Saturday, January 2, 2010

All We Need is Love

My paternal grandfather is not in very good shape here at the beginning of 2010. He's old, and well.... well anyway, I got to thinking today about my other grandparents, my maternal grandparents, who have both passed on now.
I was never very close to any of my grandparents. Why isn't really important, just th at we weren't really close. My maternal grandmother passed away a few years ago, and I went home to Georgia for the funeral. I remember distinctly walking into the living room of her house, and seeing my grandfather sitting in his chair, shoes in one hand, socks in the other, staring at them.
"Hi Pop," I said softly. "Can I help you with something?"

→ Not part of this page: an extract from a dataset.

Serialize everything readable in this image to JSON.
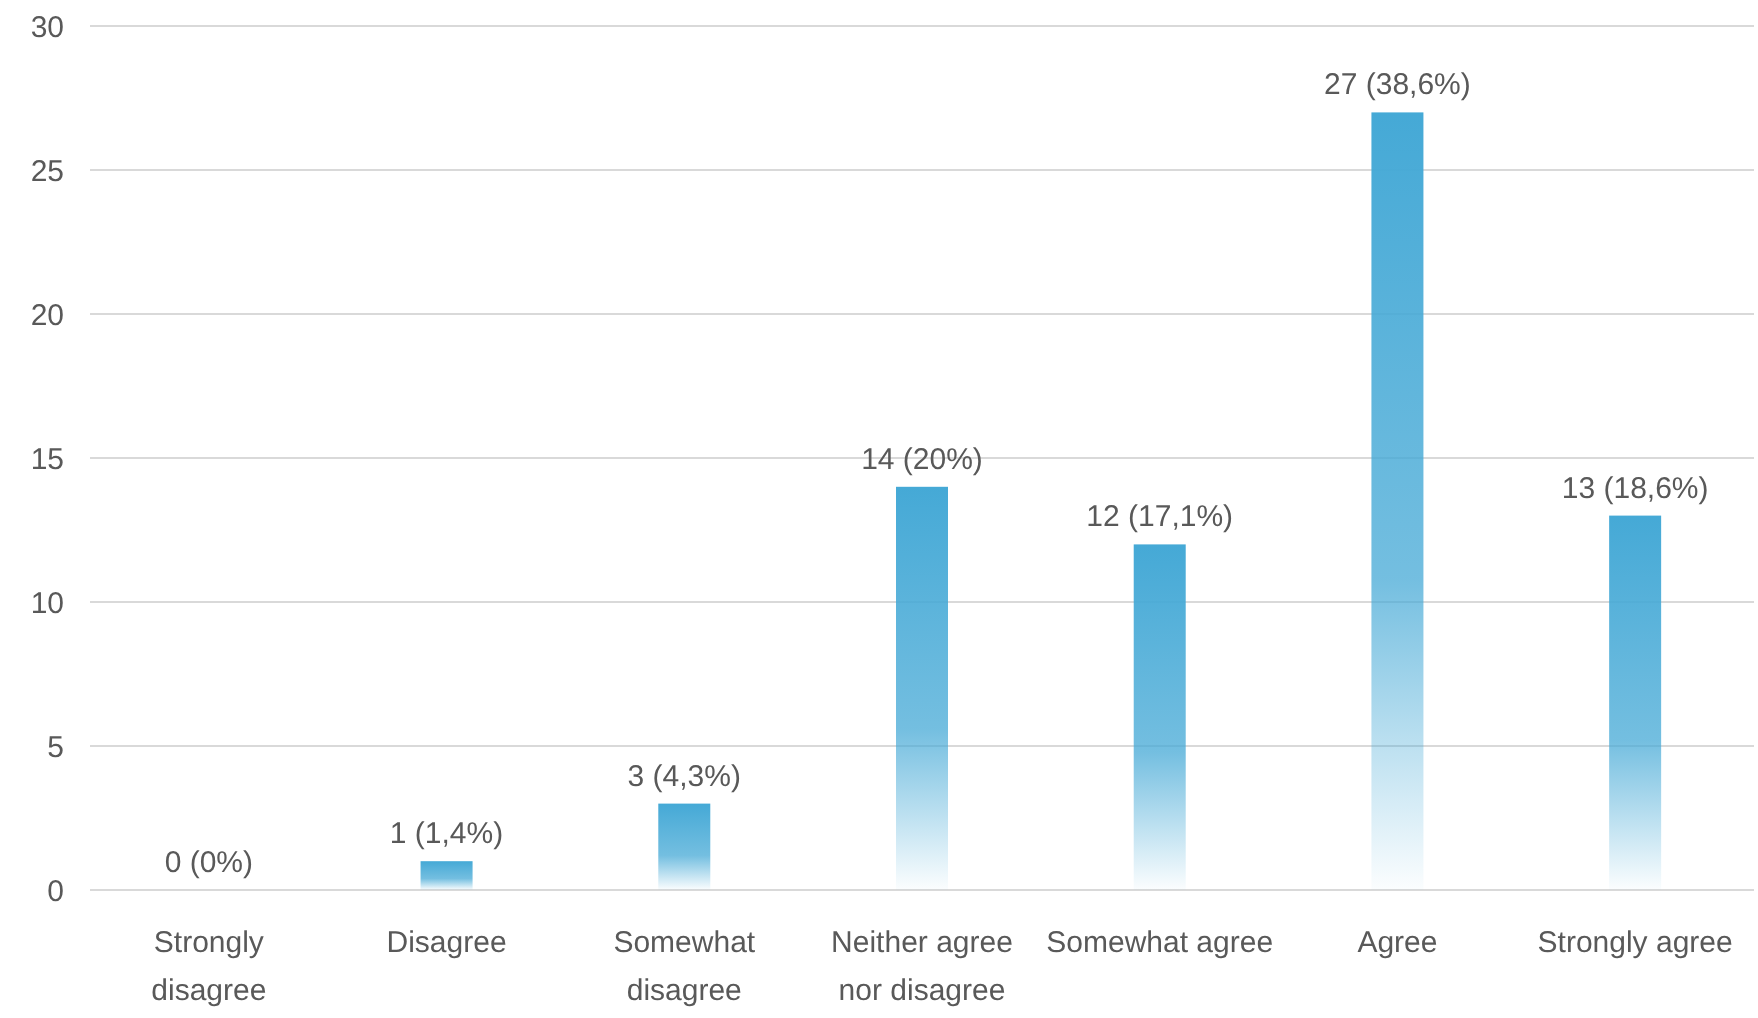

"I can't see to put my shoes on," he said sadly. Pop had macular degeneration and was nearly blind by this point. "Marie used to help me with these things."
Pop had these long, skinny pale feet that completely freaked me out through most of my childhood. He had thick, twisted yellow toenails and I avoided even looking at his bare feet.

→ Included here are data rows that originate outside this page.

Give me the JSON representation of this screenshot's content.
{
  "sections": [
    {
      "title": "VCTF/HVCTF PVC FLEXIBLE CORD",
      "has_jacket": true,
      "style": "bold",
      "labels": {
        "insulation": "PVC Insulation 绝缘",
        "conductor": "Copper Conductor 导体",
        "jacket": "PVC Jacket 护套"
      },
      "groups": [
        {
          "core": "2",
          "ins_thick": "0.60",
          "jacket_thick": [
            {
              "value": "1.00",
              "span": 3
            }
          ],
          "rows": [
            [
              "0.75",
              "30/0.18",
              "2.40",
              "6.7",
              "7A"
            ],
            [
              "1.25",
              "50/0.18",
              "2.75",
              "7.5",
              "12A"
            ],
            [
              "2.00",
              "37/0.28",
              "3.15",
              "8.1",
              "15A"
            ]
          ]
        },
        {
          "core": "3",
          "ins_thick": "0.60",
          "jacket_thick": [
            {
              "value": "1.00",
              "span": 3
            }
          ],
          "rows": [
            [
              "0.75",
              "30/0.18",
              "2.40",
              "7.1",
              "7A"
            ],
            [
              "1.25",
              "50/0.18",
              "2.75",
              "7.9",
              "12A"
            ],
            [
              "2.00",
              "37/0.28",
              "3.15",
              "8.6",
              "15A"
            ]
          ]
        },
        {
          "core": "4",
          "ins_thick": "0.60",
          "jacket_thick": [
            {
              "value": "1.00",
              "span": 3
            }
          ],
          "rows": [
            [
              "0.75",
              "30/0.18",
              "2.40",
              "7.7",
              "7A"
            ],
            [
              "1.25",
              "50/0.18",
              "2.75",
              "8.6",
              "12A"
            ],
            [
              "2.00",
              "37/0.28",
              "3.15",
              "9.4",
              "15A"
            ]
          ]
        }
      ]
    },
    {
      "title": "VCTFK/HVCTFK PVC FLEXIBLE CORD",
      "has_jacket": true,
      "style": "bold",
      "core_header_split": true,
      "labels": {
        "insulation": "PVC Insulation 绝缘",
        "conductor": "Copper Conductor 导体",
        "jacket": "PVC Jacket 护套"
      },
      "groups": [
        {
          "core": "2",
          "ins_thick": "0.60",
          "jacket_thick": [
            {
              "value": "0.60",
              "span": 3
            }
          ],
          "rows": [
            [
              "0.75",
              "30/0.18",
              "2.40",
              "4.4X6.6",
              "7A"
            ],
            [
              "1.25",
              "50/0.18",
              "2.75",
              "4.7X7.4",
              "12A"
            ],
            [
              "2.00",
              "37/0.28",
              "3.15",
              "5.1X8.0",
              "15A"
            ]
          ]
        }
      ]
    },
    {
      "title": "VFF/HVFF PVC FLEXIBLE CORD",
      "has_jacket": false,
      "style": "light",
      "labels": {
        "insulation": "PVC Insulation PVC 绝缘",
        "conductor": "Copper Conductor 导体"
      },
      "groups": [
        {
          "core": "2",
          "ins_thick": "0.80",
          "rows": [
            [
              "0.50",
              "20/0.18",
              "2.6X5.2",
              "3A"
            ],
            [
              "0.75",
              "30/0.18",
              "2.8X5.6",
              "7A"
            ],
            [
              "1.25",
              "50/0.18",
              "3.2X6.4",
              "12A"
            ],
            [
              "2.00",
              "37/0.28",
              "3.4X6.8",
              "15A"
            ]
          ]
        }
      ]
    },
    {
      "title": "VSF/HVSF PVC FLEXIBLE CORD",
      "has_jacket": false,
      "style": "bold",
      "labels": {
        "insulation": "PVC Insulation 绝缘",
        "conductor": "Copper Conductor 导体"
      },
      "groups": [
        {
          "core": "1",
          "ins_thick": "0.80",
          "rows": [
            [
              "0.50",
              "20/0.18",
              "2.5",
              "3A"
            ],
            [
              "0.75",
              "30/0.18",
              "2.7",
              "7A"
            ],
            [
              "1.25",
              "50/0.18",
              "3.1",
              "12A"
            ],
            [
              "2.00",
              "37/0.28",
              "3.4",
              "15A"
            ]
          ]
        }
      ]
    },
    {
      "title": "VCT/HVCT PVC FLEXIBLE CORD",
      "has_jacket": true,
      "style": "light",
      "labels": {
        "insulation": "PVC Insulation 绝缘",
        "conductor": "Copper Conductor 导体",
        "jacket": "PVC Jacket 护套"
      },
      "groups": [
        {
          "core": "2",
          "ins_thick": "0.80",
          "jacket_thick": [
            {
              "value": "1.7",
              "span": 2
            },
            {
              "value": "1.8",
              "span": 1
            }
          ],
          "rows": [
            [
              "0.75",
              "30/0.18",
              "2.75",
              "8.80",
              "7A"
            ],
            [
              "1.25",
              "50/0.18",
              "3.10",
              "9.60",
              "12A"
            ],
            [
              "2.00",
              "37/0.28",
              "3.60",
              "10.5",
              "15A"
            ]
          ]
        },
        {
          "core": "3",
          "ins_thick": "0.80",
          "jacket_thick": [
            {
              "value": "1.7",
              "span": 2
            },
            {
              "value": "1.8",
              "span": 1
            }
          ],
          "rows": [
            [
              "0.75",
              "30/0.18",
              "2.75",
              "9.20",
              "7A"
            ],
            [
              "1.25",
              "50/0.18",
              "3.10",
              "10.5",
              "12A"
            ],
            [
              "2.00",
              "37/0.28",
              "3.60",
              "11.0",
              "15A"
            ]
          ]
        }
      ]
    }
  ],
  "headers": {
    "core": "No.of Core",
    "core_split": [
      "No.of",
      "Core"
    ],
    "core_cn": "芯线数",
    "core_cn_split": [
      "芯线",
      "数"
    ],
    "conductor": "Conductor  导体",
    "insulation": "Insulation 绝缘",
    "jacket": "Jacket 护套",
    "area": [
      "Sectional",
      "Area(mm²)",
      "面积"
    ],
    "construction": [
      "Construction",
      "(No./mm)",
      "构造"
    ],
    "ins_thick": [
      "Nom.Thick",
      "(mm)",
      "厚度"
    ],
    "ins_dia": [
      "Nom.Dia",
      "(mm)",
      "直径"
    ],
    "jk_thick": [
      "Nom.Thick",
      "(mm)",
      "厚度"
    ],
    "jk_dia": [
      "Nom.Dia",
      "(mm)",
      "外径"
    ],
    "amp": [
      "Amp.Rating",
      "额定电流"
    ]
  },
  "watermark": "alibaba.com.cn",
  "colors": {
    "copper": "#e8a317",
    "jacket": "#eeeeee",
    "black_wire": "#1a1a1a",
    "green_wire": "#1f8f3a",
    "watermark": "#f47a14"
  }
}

Before this day, I would have told you that I loved my grandfather. I would have told you that we weren't close, and it bugged me that he told jokes about me weight or my hair, but I would have said that I loved him, because, well, because he was my grandfather.
I sat on the floor and put Pop's feet in my lap. I slowly worked the dress socks over his mangled toes and his long feet. I rubbed my warm hands over his cold, aching diabetic feet and gently put his shoes on.
And I loved him.
In that act, I learned more about love than at any other time in the years before of since. In that moment, I felt that I new what love was. That moment changed the way I saw my grandfather, even when he grew confused and difficult. I always saw us together in the living room, me working the socks over those toenails that so disgusted me, him missing the woman who had helped him put his shoes on, probably without him ever asking.
When Jesus washed the feet of his disciples, he loved them. He didn't just demonstrate service or give an example - he loved - action verb - by washing their feet.
I'm certainly not Jesus. But I see the value in that menial action - the action is, in itself, love. Not just an act of love, but love itself.